Se na sua última obra ele retornou ao Giallo apenas como forma de mostrar uma visão própria que referencia o gênero (por mais que “Suspiria” não seja exatamente um Giallo), em “Até Os Ossos”, o cineasta mira nos filmes protagonizados por casais jovens e transgressores deixando um rastro de crime e sangue pelos Estados Unidos. Ou seja, o tipo de road movie que foi bastante recorrente na Nova Hollywood, movimento que começou no final dos anos 1960 e ganhou ainda mais força nos 70, justamente ao colocar os jovens em primeiro plano pela primeira vez na história do cinema americano.

Só que, se obras como “Bonnie e Clyde”, “Assassinos em Série” e “Louca Escapada”, só para citar três do período, já eram uma forma meio maneirista de referenciar, subverter e gerar um discurso político sobre os populares filmes de gângster da Hollywood Clássica, o longa de Guadagnino dobra a aposta ao criar uma identidade própria em um estilo de narrativa que se tornou recorrente a ponto de atingir uma certa banalidade.

Assim, ao mesmo tempo que referencia o cinema moderno estadunidense, e também bebe da fonte do horror extremo francês, sendo “Raw” a referência mais clara, Guadagnino ainda mantém o longa em uma lógica mais própria e até hollywoodiana de se fazer cinema. O gore se faz presente, mas apenas eventualmente e quando o sangue serve a um propósito temático, deixando o choque visual só para a primeira mordida da protagonista e a última morte (o abrir e fechar da história desses personagens). 

Como resultado, Guadagnino dá sua cara ao ter nos personagens o seu lugar seguro, com uma câmera que nunca os julga, mas busca entendê-los junto com eles mesmos. Esse esforço de empatia que ele pede ao espectador contemporâneo (o que era muito mais natural nos tempos de contracultura) se torna mais possível a partir do momento que a obra diferencia o seu casal principal tanto dos que parecem iguais a eles (os outros canibais), sempre representados como vilões ou ameaças, quanto das pessoas comuns, que fogem deles.

Maren (Taylor Russell) e Lee (Timothee Chalamet) são jogados em um mundo que os rejeita de ambos os lados, tornando-os diferentes até dos que compartilham o mesmo vício (condição, doença ou chame como quiser, o longa nunca tem pretensão de explicar o canibalismo aqui. Ainda bem!). E é justamente por esse afastamento para com o mundo e o sentimento de solidão, de serem ameaça e ameaçados, e impossibilidade de entender a si mesmo, que o casal funciona tão bem.

É como se eles chegassem em um lugar de impossibilidade de se descobrir sozinho. Isso fica claro na obsessão da protagonista em encontrar respostas com a mãe, mas que resulta em mais perguntas e frustrações. Resta, então, a Maren e Lee viverem essa jornada juntos, aprendendo pelo compartilhamento, seja de ideias, gostos, concessões, atitudes ou olhar para o futuro. Ainda que esse futuro tenha tudo a ver com o gênero/movimento que o longa mais se apoia, o pessimismo da Nova Hollywood que não via um futuro viável e feliz para esses jovens nesse país, mesmo após nos fazer se aproximar deles por mais de duas horas.

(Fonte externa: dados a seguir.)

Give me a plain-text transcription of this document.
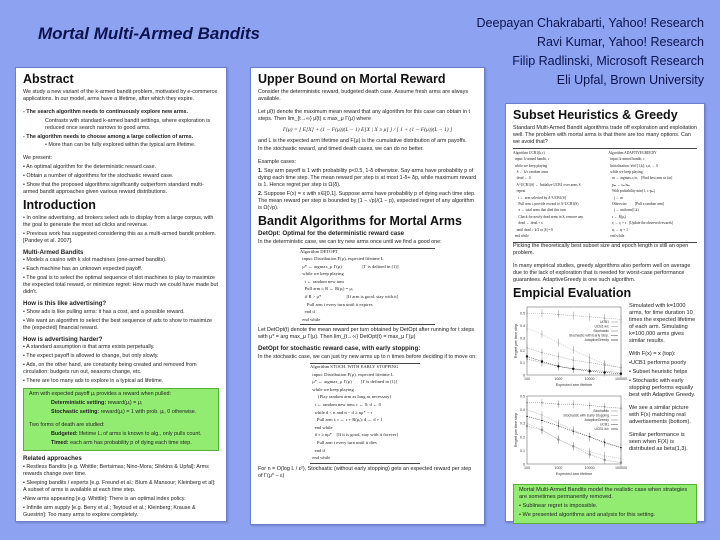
Mortal Multi-Armed Bandits
Deepayan Chakrabarti, Yahoo! Research
Ravi Kumar, Yahoo! Research
Filip Radlinski, Microsoft Research
Eli Upfal, Brown University
Abstract

We study a new variant of the k-armed bandit problem, motivated by e-commerce applications. In our model, arms have a lifetime, after which they expire.

- The search algorithm needs to continuously explore new arms.

Contrasts with standard k-armed bandit settings, where exploration is reduced once search narrows to good arms.

- The algorithm needs to choose among a large collection of arms.

• More than can be fully explored within the typical arm lifetime.

We present:

• An optimal algorithm for the deterministic reward case.

• Obtain a number of algorithms for the stochastic reward case.

• Show that the proposed algorithms significantly outperform standard multi-armed bandit approaches given various reward distributions.

Introduction

• In online advertising, ad brokers select ads to display from a large corpus, with the goal to generate the most ad clicks and revenue.

• Previous work has suggested considering this as a multi-armed bandit problem. [Pandey et al. 2007].

Multi-Armed Bandits

• Models a casino with k slot machines (one-armed bandits).

• Each machine has an unknown expected payoff.

• The goal is to select the optimal sequence of slot machines to play to maximize the expected total reward, or minimize regret: How much we could have made but didn't.

How is this like advertising?

• Show ads is like pulling arms: it has a cost, and a possible reward.

• We want an algorithm to select the best sequence of ads to show to maximize the (expected) financial reward.

How is advertising harder?

• A standard assumption is that arms exists perpetually.

• The expect payoff is allowed to change, but only slowly.

• Ads, on the other hand, are constantly being created and removed from circulation: budgets run out, seasons change, etc.

• There are too many ads to explore in a typical ad lifetime.

Arm with expected payoff μᵢ provides a reward when pulled:

Deterministic setting: reward(μᵢ) = μᵢ

Stochastic setting: reward(μᵢ) = 1 with prob. μᵢ, 0 otherwise.

Two forms of death are studied:

Budgeted: lifetime Lᵢ of arms is known to alg., only pulls count.

Timed: each arm has probability p of dying each time step.

Related approaches

• Restless Bandits [e.g. Whittle; Bertsimas; Nino-Mora; Slivkins & Upfal]: Arms rewards change over time.

• Sleeping bandits / experts [e.g. Freund et al.; Blum & Mansour; Kleinberg et al]: A subset of arms is available at each time step.

•New arms appearing [e.g. Whittle]: There is an optimal index policy.

• Infinite arm supply [e.g. Berry et al.; Teytoud et al.; Kleinberg; Krause & Guestrin]: Too many arms to explore completely.

Upper Bound on Mortal Reward

Consider the deterministic reward, budgeted death case. Assume fresh arms are always available.

Let μ̄(t) denote the maximum mean reward that any algorithm for this case can obtain in t steps. Then lim_{t→∞} μ̄(t) ≤ max_μ Γ(μ) where

Γ(μ) = [ E[X] + (1 − F(μ))(L − 1) E[X | X ≥ μ] ] / [ 1 + (1 − F(μ))(L − 1) ]

and L is the expected arm lifetime and F(μ) is the cumulative distribution of arm payoffs.

In the stochastic reward, and timed death cases, we can do no better.

Example cases:

1. Say arm payoff is 1 with probability p<0.5, 1-δ otherwise. Say arms have probability p of dying each time step. The mean reward per step is at most 1-δ+ δp, while maximum reward is 1. Hence regret per step is Ω(δ).

2. Suppose F(x) = x with x∈[0,1]. Suppose arms have probability p of dying each time step. The mean reward per step is bounded by (1 − √p)/(1 − p), expected regret of any algorithm is Ω(√p).

Bandit Algorithms for Mortal Arms
DetOpt: Optimal for the deterministic reward case

In the deterministic case, we can try new arms once until we find a good one:

Algorithm DETOPT

input: Distribution F(μ), expected lifetime L

μ* ← argmax_μ Γ(μ)                  [Γ is defined in (1)]

while we keep playing

i ← random new arm

Pull arm i; R ← R(μᵢ) = μᵢ

if R > μ*                      [If arm is good, stay with it]

Pull arm i every turn until it expires

end if

end while

Let DetOpt(t) denote the mean reward per turn obtained by DetOpt after running for t steps with μ* = arg max_μ Γ(μ). Then lim_{t→∞} DetOpt(t) = max_μ Γ(μ)

DetOpt for stochastic reward case, with early stopping:

In the stochastic case, we can just try new arms up to n times before deciding if to move on:

Algorithm STOCH. WITH EARLY STOPPING

input: Distribution F(μ), expected lifetime L

μ* ← argmax_μ Γ(μ)        [Γ is defined in (1)]

while we keep playing

[Play random arm as long as necessary]

i ← random new arm; r ← 0; d ← 0

while d < n and n − d ≥ nμ* − r

Pull arm i; r ← r + R(μᵢ); d ← d + 1

end while

if r ≥ nμ*    [If it is good, stay with it forever]

Pull arm i every turn until it dies

end if

end while

For n = O(log L / ε²), Stochastic (without early stopping) gets an expected reward per step of Γ(μ* − ε)

Subset Heuristics & Greedy

Standard Multi-Armed Bandit algorithms trade off exploration and exploitation well. The problem with mortal arms is that there are too many options. Can we avoid that?

Algorithm UCB1(k,c)

input: k-armed bandit, c

while we keep playing

S ← k/c random arms

dead ← 0

A^UCB1(S) ← Initialize UCB1 over arms S

repeat

i ← arm selected by A^UCB1(S)

Pull arm i, provide reward to A^UCB1(S)

x ← total arms that died this turn

Check for newly dead arms in S, remove any

dead ← dead + x

until dead ≥ k/2 or |S| = 0

end while

Algorithm ADAPTIVEGREEDY

input: k-armed bandit, c

Initialization: ∀i∈[1,k], rᵢ,nᵢ ← 0

while we keep playing

m ← argmaxᵢ rᵢ/nᵢ    [Find best arm so far]

pₘ ← rₘ/nₘ

With probability min(1, c·pₘ)

j ← m

Otherwise         [Pull a random arm]

j ← uniform(1,k)

r ← R(μⱼ)

rⱼ ← rⱼ + r   [Update the observed rewards]

nⱼ ← nⱼ + 1

end while

Picking the theoretically best subset size and epoch length is still an open problem.

In many empirical studies, greedy algorithms also perform well on average due to the lack of exploration that is needed for worst-case performance guarantees. AdaptiveGreedy is one such algorithm.

Empicial Evaluation
0
0.1
0.2
0.3
0.4
0.5
100	1000	10000	100000
Expected arm lifetime
Regret per time step
UCB1
UCB1-k/c
Stochastic
Stochastic with Early Stop.
AdaptiveGreedy

0
0.1
0.2
0.3
0.4
0.5
100	1000	10000	100000
Expected arm lifetime
Regret per time step
Stochastic
Stochastic with Early Stopping
AdaptiveGreedy
UCB1
UCB1-k/c

Simulated with k=1000 arms, for time duration 10 times the expected lifetime of each arm. Simulating k=100,000 arms gives similar results.

With F(x) = x (top):

•UCB1 performs poorly

• Subset heuristic helps

• Stochastic with early stopping performs equally best with Adaptive Greedy.

We see a similar picture with F(x) matching real advertisements (bottom).

Similar performance is seen when F(X) is distributed as beta(1,3).

Mortal Multi-Armed Bandits model the realistic case when strategies are sometimes permanently removed.

• Sublinear regret is impossible.

• We presented algorithms and analysis for this setting.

E, se agora você está se perguntando por que eu pouco falei sobre o Canibalismo no filme e seus significados, isso é por eu acreditar que, como em tudo no cinema, não há uma resposta certa sobre o tema. Relação da sociedade com usuários de drogas, marginalização dos considerados diferentes, internet como construção de bolhas sob os olhos da sociedade e depois se tornam um risco. São muitas as possibilidades, todas elas válidas. Porém, o mais importante é entender como esse elemento chamativo é o que une os personagens e os distancia de todo o resto, sendo palco para esse amor à la Guadagnino, ao mesmo tempo que tem uma força muito mais sensorial do que explícita. “Até Os Ossos” é muito mais do que só o choque de ver gente comendo gente.